In participants that used a walking aid the association between cognitive function and gait speed attenuated. Subsequently it appears that using a walking aid when walking straight ahead may decrease cognitive processing burden, possibly by compensating for poor balance, muscle strength, or lower limb motor control, or alleviating pain. The result is in line with a study of the association between backwards walking speed and cognitive function in older people with dementia living in nursing homes [14]. In addition, in a small study of healthy adults walking aid use reduced reaction time whilst beam-walking, indicating less cognitive load [31]. Conversely, more complex walking, for example turning, which requires greater maneuvering of the walking aid may increase cognitive load [15]. The impact of walking aid use on cognitive load needs further investigation, but in light of our result physical exercise may be indicated to augment gait, thus alleviate cognitive load and increase cognitive resources available for complex walking and to avoid falls.
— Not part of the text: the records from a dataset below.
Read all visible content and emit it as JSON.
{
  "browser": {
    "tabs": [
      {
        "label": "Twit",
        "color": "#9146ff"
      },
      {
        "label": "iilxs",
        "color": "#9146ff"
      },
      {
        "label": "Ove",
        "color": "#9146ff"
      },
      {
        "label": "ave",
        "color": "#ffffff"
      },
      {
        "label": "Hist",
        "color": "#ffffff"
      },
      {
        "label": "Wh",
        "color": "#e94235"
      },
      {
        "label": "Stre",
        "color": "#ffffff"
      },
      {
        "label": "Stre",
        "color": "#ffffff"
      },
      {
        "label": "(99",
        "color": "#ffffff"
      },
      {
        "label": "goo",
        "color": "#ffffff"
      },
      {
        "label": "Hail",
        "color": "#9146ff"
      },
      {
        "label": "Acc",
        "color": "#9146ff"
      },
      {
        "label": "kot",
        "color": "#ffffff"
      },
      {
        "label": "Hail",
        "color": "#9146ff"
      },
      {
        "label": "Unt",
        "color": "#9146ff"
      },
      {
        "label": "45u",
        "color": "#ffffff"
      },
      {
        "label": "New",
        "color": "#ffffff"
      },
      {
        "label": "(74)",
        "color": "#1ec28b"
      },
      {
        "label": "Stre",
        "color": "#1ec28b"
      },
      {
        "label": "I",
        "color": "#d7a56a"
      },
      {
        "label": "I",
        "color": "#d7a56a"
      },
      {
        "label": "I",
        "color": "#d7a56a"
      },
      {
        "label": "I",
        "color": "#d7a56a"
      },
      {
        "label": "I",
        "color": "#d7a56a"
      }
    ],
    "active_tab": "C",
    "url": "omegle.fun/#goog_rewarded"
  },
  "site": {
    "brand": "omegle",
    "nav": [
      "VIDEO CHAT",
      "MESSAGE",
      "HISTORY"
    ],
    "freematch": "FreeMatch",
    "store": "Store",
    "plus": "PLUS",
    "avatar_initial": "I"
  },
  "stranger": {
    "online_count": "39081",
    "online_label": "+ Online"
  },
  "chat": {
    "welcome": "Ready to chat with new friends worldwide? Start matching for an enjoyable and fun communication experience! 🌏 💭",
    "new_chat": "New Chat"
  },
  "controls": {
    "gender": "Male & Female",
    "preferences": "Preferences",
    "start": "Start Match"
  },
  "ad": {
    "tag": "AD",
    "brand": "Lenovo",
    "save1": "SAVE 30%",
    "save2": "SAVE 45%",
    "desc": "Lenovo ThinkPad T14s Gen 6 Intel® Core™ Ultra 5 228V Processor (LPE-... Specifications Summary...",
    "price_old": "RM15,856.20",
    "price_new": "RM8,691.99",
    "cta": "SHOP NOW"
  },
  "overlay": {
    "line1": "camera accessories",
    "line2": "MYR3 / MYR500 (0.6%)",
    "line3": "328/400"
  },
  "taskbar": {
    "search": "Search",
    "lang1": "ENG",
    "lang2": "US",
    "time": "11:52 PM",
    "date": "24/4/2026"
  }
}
The representativeness is a strength of this study of very old people, which included individuals with dementia and nursing home residents. Further, we included people that could not perform a gait speed test, which is a frequent exclusion criterion. Multiple imputation models were used to estimate missing values, which by adding uncertainty makes results more conservative, thus reducing the risk of type 1 errors [23]. However, this study is not without limitations. The comparatively short distance of 2.4 m were chosen due to concerns about limited space in participants’ homes, and since the acceleration phase constitutes a relatively large proportion of the measured distance, may have influenced the results. The MMSE was used to measure global cognitive function and covers some aspects of cognitive function but not all, e.g. executive function, which is associated with gait [7]. Further, the MMSE score may be influenced by factors besides cognitive function e.g. hearing, vision and motor deficits, which are prevalent in very old people. This can be a limitation when testing cognitive function with screening tests among very old people, and may affect the estimates. Low participation rate can be a problem in observational studies, and was 65% in our study. A higher proportion of women declined participation, or had no MMSE score, which may limit generalizability of results. Furthermore, inferences are limited to the age groups 85-, 90-, and 95 years or older. The cross-sectional design precluded inferences regarding causality, which requires randomized controlled designs. All walking aids were grouped together and prevented analyses according to types of walking aid.

Conclusion

Global cognitive function appears to be independently associated with gait speed in very old people. However, in people with dementia selection bias was indicated since unless those with missing gait speed values were accounted for by imputation no association with cognition was observed. When walking straight ahead the use of a walking aid seemed to attenuate cognitive load, which may not apply in daily activities, and requires further investigation.